En effet, ses doigts de fée ébahissent encore le personnel du centre. Mais à force de séances avec les psychologues, Kamel a brisé peu à peu le mur du silence dans lequel il évoluait jusque-là.

Petit à petit, il deviendra sociable en émettant quelques sons distincts. Son labial avait évolué et il enchaîne maintenant quelques syllabes comme « Papa », « Mama ».

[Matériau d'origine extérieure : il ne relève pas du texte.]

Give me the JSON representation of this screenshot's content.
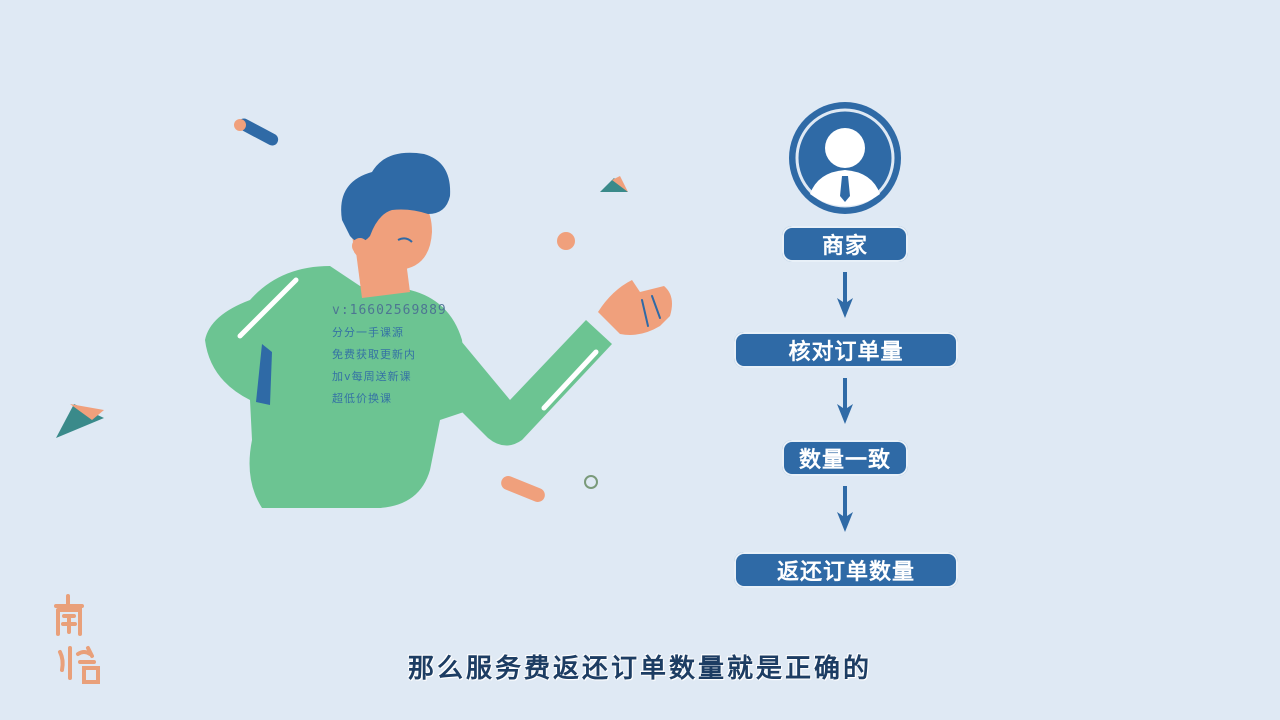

Auparavant irascible et n’acceptant aucun contact physique avec son entourage, il est devenu un des pensionnaires les plus populaires du centre.

Inutile de préciser que pour sa famille, la satisfaction et la joie sont au rendez-vous lorsqu’il retourne chez lui durant les vacances.

Un autre pensionnaire est également très apprécié par le personnel du centre, il s’agit d’un jeune homme d’Adrar qui lors de son arrivée au centre était très timide et jamais il ne soufflait mot.

Depuis son état s’est relativement amélioré et il réussit à communiquer avec ses camarades et même son comportement dans le milieu familial a progressé de manière remarquable. Pour les filles, toutes atteintes de trisomie 21, les progrès sont aussi visibles même si ces dernières sont plus renfermées.

Le retard intellectuel des trisomiques étant constant, les acquisitions pédagogiques se limitent souvent aux rudiments de la lecture et de l’audition, mais l’enfant trisomique est particulièrement sensible au conditionnement.

Même avec quelques lacunes, comme le manque de certains matériels pédagogiques adéquats à chaque pensionnaire, les psychologues et l’ensemble du personnel du centre ne lésinent aucunement sur les efforts et ce sont des jeunes adultes épanouis qui retrouvent en ces lieux, une nouvelle vie.